Output Knowledge Created

This message creates several forms of knowledge:

  1. The formalized plan (train_plan_v4.md): A written document that captures the dataset selection, pipeline phases, estimated timelines, and script modifications needed. This serves as both a specification and a progress tracking tool.
  2. The categorization of datasets: The message explicitly names which datasets are "prompt-only" (need inference) and which are "Kimi-native" (can be used directly). This categorization is the logical foundation for the entire pipeline design.
  3. The confirmation of format understanding: By stating "Now I understand the format," the assistant signals that it has correctly parsed the existing codebase and can proceed without format mismatches.
  4. The implicit architecture: The message reveals the pipeline's structure: separate dataset preparation per dataset, then merging, then hidden state extraction. This is a design choice — processing datasets independently and merging later — rather than, say, interleaving inference and extraction.

The Thinking Process Visible in the Message

The assistant's reasoning is visible in the sequence of actions leading to this message. In the preceding messages ([msg 3659] and [msg 3660]), the assistant reads the directory listing and then reads the actual script files. It is deliberately grounding itself in the concrete details of the codebase before writing the plan. This is a disciplined approach: rather than writing the plan from memory or from the conversation history, the assistant verifies the actual file contents.

The phrase "Good. Now I understand the format" marks the completion of this verification step. The assistant has confirmed that tokenized_data.jsonl uses the schema it expected, and that the existing scripts can serve as templates. The "key insight" paragraph then synthesizes the two-track approach (inference vs. direct tokenization) that will govern the entire pipeline.

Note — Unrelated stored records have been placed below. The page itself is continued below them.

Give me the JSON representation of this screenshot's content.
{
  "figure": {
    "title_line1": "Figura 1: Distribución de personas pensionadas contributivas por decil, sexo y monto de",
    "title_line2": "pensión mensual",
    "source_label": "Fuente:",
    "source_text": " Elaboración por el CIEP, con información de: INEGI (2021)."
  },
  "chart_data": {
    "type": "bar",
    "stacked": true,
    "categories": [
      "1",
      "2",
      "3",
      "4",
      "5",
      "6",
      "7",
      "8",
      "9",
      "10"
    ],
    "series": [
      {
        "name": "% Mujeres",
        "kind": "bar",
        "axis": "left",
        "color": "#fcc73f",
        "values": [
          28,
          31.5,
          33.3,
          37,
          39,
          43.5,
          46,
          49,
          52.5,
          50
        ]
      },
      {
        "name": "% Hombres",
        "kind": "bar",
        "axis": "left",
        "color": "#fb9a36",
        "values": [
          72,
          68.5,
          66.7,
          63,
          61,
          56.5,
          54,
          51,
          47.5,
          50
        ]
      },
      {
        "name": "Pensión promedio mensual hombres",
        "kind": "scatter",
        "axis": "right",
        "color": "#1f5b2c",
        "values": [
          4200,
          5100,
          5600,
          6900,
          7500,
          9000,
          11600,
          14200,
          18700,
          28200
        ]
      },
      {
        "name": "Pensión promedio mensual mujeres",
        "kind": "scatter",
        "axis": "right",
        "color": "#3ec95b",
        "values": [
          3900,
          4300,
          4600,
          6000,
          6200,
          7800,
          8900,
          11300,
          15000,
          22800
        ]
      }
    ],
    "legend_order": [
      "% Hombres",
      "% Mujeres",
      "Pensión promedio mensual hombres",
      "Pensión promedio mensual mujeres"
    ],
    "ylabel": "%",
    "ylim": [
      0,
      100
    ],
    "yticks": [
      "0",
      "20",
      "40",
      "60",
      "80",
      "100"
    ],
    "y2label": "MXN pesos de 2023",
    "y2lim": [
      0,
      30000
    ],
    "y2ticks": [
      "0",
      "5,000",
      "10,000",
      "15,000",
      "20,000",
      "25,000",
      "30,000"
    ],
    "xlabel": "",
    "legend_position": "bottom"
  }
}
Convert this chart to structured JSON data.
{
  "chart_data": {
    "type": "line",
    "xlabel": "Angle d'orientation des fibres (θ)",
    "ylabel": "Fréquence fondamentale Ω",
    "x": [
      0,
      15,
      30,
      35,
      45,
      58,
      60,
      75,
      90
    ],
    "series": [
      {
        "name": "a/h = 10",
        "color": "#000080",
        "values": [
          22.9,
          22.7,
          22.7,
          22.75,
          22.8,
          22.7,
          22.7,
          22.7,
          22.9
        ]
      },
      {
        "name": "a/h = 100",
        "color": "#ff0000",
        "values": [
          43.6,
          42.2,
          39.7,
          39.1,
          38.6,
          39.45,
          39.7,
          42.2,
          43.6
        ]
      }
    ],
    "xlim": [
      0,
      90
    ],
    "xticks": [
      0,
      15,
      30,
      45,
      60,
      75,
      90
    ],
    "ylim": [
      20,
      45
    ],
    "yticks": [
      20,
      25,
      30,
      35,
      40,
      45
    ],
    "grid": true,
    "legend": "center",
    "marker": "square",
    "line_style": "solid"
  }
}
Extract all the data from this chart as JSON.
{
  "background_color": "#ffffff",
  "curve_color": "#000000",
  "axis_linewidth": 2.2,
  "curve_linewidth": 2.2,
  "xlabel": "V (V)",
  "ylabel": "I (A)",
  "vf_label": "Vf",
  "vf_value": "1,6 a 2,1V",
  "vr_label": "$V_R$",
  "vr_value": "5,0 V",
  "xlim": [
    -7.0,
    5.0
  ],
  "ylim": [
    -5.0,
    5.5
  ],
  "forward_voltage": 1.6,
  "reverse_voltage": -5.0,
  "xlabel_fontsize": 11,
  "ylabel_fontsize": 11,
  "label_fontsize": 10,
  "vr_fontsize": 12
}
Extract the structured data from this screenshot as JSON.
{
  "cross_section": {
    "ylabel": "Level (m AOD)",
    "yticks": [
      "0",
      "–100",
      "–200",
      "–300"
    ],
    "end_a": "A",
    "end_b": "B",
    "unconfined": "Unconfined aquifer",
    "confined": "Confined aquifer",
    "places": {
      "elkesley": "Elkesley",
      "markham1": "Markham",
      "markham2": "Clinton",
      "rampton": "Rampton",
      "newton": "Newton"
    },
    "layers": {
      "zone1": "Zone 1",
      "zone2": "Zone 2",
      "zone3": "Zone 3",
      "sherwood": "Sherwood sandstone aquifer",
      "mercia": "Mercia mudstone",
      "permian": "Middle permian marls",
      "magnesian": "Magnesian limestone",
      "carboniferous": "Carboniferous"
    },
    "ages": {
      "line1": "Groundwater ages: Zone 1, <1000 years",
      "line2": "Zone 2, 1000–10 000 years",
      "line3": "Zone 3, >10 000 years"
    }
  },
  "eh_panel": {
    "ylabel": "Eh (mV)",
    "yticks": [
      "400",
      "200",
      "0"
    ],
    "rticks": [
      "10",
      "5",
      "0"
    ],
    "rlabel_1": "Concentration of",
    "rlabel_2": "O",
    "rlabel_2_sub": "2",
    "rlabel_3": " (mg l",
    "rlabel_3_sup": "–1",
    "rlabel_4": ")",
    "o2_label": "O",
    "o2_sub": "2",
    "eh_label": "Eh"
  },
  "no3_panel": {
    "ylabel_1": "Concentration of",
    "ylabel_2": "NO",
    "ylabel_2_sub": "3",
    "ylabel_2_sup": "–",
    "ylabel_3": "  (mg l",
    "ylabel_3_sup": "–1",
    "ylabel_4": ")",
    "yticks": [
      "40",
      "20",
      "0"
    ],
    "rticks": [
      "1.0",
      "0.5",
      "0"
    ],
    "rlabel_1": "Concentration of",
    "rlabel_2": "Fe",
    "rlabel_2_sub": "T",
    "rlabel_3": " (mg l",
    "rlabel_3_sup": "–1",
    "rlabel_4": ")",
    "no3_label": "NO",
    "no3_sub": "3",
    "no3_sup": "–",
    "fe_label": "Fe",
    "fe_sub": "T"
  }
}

The LSP errors at the end are a minor but telling detail. They show that the assistant's editor detected syntax errors in a related file (server_args_sm120.py). The assistant reports these errors but does not investigate them — a prioritization decision. The errors are in a file that may not be critical to the immediate task, and investigating them would delay writing the plan document. This is a pragmatic trade-off: document the observation, but don't let it block progress.

Why This Message Matters

In the grand narrative of this coding session, message [msg 3661] is the moment where planning becomes commitment. Before this message, the 100K-scale pipeline was an idea, discussed in the abstract with estimated timelines and hypothetical dataset selections. After this message, it is a written plan — train_plan_v4.md — that can be executed, tracked, and refined.

The act of writing the plan document is itself significant. It forces the assistant to be precise about file paths, script names, and pipeline steps. It creates an artifact that can be shared, reviewed, and modified. And it marks the transition from the debugging phase (fixing the EAGLE/EAGLE3 flag, benchmarking the fix) to the construction phase (building the 100K dataset, training the improved draft model).

The message also reveals the assistant's working style: methodical, verification-oriented, and document-driven. It reads the existing code before writing new plans. It confirms format understanding explicitly. It notes potential issues (LSP errors) without being distracted by them. This is the behavior of an experienced engineer who knows that the most expensive bugs come from unverified assumptions about data formats and pipeline interfaces.

Conclusion

Message [msg 3661] is a quiet but crucial moment in a complex engineering effort. It is the point where understanding solidifies into action, where the abstract 100K-scale plan becomes a concrete document, and where the assistant commits to a specific pipeline architecture. The distinction between prompt-only and Kimi-native datasets, the confirmation of the tokenized data format, and the act of writing train_plan_v4.md all converge to create the foundation for the next phase of work. In a session filled with dramatic debugging breakthroughs and benchmark revelations, this message stands out for what it represents: the disciplined, methodical work of turning a good idea into a real plan.